# Encoding Categorical Data

Machine Learning models work with **numerical data**, not text. 

Categorical variables must be converted into numbers before training models.

In this notebook, we'll cover:
- Label Encoding
- One-Hot Encoding
- Ordinal Encoding
- Encoding with `pandas.get_dummies()`

In [None]:
import pandas as pd
from sklearn.preprocessing import LabelEncoder, OneHotEncoder, OrdinalEncoder
import numpy as np

data = {
    'Country': ['India', 'USA', 'UK', 'India', 'USA'],
    'Purchased': ['Yes', 'No', 'Yes', 'No', 'Yes'],
    'Education': ['High School', 'Bachelors', 'Masters', 'PhD', 'Bachelors']
}

df = pd.DataFrame(data)
df

## 1. Label Encoding
- Converts categories into numeric labels (0, 1, 2,...)
- Useful for target variables.
- Not always suitable for input features (implies order where there may be none).

In [None]:
le = LabelEncoder()
df['Purchased_Encoded'] = le.fit_transform(df['Purchased'])
df

## 2. One-Hot Encoding
- Creates dummy variables (0/1) for each category.
- Prevents giving false ordinal relationships.
- Common for categorical features like 'Country'.

In [None]:
ohe = OneHotEncoder(sparse=False, drop='first')  # drop first to avoid dummy variable trap
country_encoded = ohe.fit_transform(df[['Country']])
country_encoded_df = pd.DataFrame(country_encoded, columns=ohe.get_feature_names_out(['Country']))

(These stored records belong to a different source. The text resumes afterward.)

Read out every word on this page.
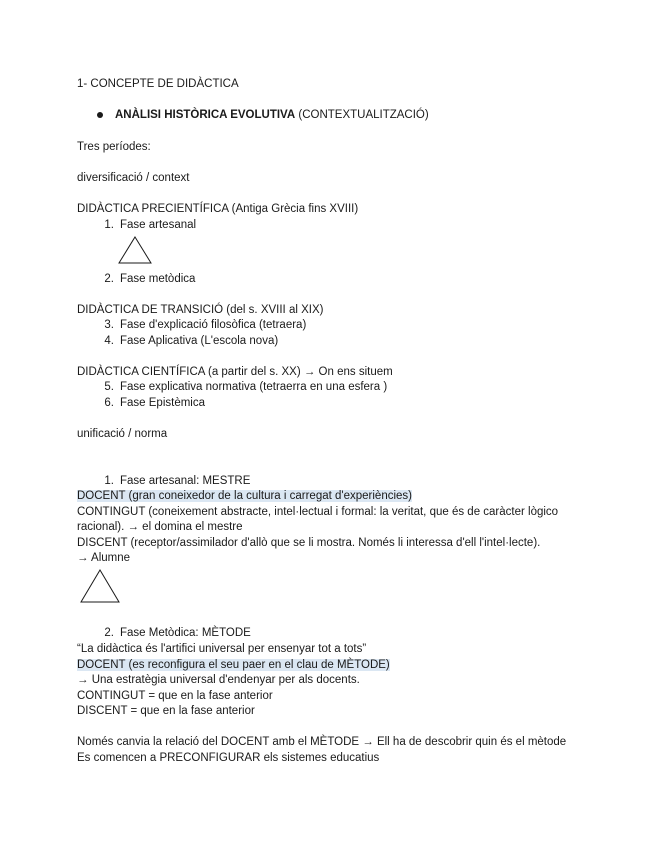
1- CONCEPTE DE DIDÀCTICA
ANÀLISI HISTÒRICA EVOLUTIVA (CONTEXTUALITZACIÓ)
Tres períodes:
diversificació / context
DIDÀCTICA PRECIENTÍFICA (Antiga Grècia fins XVIII)
1. Fase artesanal
2. Fase metòdica
DIDÀCTICA DE TRANSICIÓ (del s. XVIII al XIX)
3. Fase d'explicació filosòfica (tetraera)
4. Fase Aplicativa (L'escola nova)
DIDÀCTICA CIENTÍFICA (a partir del s. XX) → On ens situem
5. Fase explicativa normativa (tetraerra en una esfera )
6. Fase Epistèmica
unificació / norma
1. Fase artesanal: MESTRE
DOCENT (gran coneixedor de la cultura i carregat d'experiències)
CONTINGUT (coneixement abstracte, intel·lectual i formal: la veritat, que és de caràcter lògico
racional). → el domina el mestre
DISCENT (receptor/assimilador d'allò que se li mostra. Només li interessa d'ell l'intel·lecte).
→ Alumne
2. Fase Metòdica: MÈTODE
“La didàctica és l'artifici universal per ensenyar tot a tots”
DOCENT (es reconfigura el seu paer en el clau de MÈTODE)
→ Una estratègia universal d'endenyar per als docents.
CONTINGUT = que en la fase anterior
DISCENT = que en la fase anterior
Només canvia la relació del DOCENT amb el MÈTODE → Ell ha de descobrir quin és el mètode
Es comencen a PRECONFIGURAR els sistemes educatius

df_ohe = pd.concat([df, country_encoded_df], axis=1)
df_ohe

## 3. Ordinal Encoding
- For categorical data that has an **order** (e.g., education levels).
- Assigns numbers based on predefined order.

In [None]:
education_order = [['High School', 'Bachelors', 'Masters', 'PhD']]
ordinal_enc = OrdinalEncoder(categories=education_order)
df['Education_Encoded'] = ordinal_enc.fit_transform(df[['Education']])
df

## 4. Using `pandas.get_dummies()`
- Quick way to one-hot encode categorical features.
- Simpler than scikit-learn for many cases.

In [None]:
df_dummies = pd.get_dummies(df, columns=['Country'], drop_first=True)
df_dummies

## ✅ Summary
- **Label Encoding**: Converts categories to numbers, good for target variables.
- **One-Hot Encoding**: Expands categories into multiple binary columns.
- **Ordinal Encoding**: For ordered categories.
- **pandas.get_dummies()**: Fast and simple one-hot encoding.

👉 Always choose encoding method based on the type of categorical feature!